Post-induction, the game tree reflects that:

- When the customer chooses to buy, the company will choose its best response, which, in this case, is to upgrade or not upgrade depending on the further detailed analysis.

- When the customer does not buy, the interaction ends with no strategic response needed.

Next Step of Backward Induction

The subsequent step involves analyzing the customer's decision, considering the company's best response:

- If the customer anticipates that the company will upgrade when they buy and the payoff for buying is (2,1), the customer weighs this against not buying (0,0). Since buying yields a higher payoff, the customer is incentivized to buy.

Performing the Final Backward Induction and Determining the Strategy

Considering the entire structure:

- The customer’s optimal strategy is to buy because it offers a higher payoff than not buying.

- The telecom company’s optimal response, given the customer’s action, is to upgrade when the customer buys, maximizing its payoff.

Thus, the subgame perfect equilibrium involves the customer choosing to buy and the telecom company choosing to upgrade, resulting in payoffs of (2, 1). This outcome is credible and stable, as both parties have incentives aligning to make this strategy rational.

Conclusion

Using a game tree and backwards induction reveals the strategic decision-making process between customer and company more effectively than a static payoff matrix. The credible strategies identified suggest that the company should alert to the best response of upgrading when customers buy, aligning incentives to maximize overall payoffs. This process underscores the importance of sequential analysis in strategic decision making, especially in dynamic interactions like telecom service upgrades.

References

  • Fudenberg, D., & Tirole, J. (1991). Game Theory. The MIT Press.
  • Osborne, M. J., & Rubinstein, A. (1994). A Course in Game Theory. MIT Press.
  • Myerson, R. B. (1997). Game Theory: Analysis of Conflict.
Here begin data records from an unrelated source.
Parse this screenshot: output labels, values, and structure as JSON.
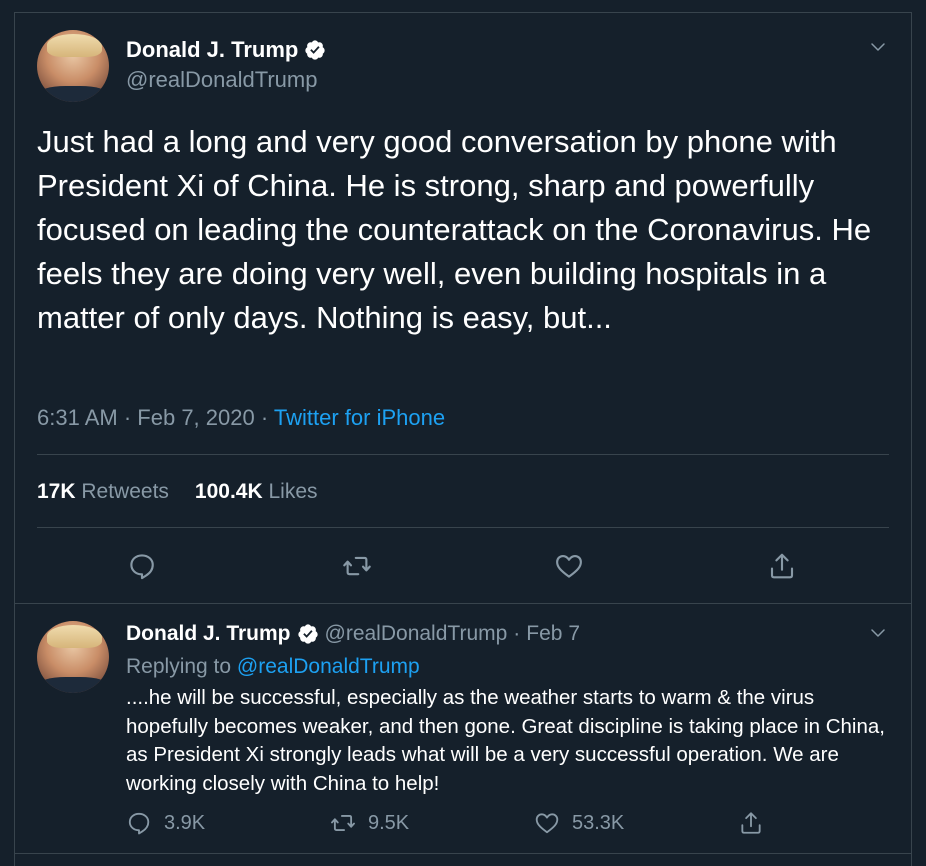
{
  "main_tweet": {
    "author_name": "Donald J. Trump",
    "handle": "@realDonaldTrump",
    "text": "Just had a long and very good conversation by phone with President Xi of China. He is strong, sharp and powerfully focused on leading the counterattack on the Coronavirus. He feels they are doing very well, even building hospitals in a matter of only days. Nothing is easy, but...",
    "time": "6:31 AM",
    "dot": "·",
    "date": "Feb 7, 2020",
    "source": "Twitter for iPhone",
    "retweets_count": "17K",
    "retweets_label": "Retweets",
    "likes_count": "100.4K",
    "likes_label": "Likes"
  },
  "reply_tweet": {
    "author_name": "Donald J. Trump",
    "handle": "@realDonaldTrump",
    "dot": "·",
    "date": "Feb 7",
    "replying_label": "Replying to",
    "replying_to": "@realDonaldTrump",
    "text": "....he will be successful, especially as the weather starts to warm & the virus hopefully becomes weaker, and then gone. Great discipline is taking place in China, as President Xi strongly leads what will be a very successful operation. We are working closely with China to help!",
    "reply_count": "3.9K",
    "retweet_count": "9.5K",
    "like_count": "53.3K"
  },
  "icons": [
    "verified-badge-icon",
    "chevron-down-icon",
    "reply-icon",
    "retweet-icon",
    "like-icon",
    "share-icon"
  ],
  "colors": {
    "background": "#15202b",
    "border": "#38444d",
    "secondary_text": "#8899a6",
    "link": "#1da1f2"
  }
}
Harvard University Press.
  • Mas-Colell, A., Whinston, M. D., & Green, J. R. (1995). Microeconomic Theory. Oxford University Press.
  • von Neumann, J., & Morgenstern, O. (1944). Theory of Games and Economic Behavior. Princeton University Press.
  • Myerson, R. (2007). Algorithmic Game Theory. Cambridge University Press.
  • Roth, A. E. (2002). The Evolution of Bargaining. In Advances in Economics and Econometrics: Theory and Applications, Eighth World Congress (pp. 439-482).
  • Courcoulas, A., & Weiss, M. A. (2011). Game theory in the telecommunications industry. Telecommunications Policy, 35(10), 859-874.
  • Pareto, V. (1906). Manual of Political Economy. E. P. Dutton & Co.
  • Gill, R., & Banerjee, K. (2018). Strategic interactions in service markets: A game-theoretic approach. Journal of Business & Economic Statistics, 36(4), 652-662.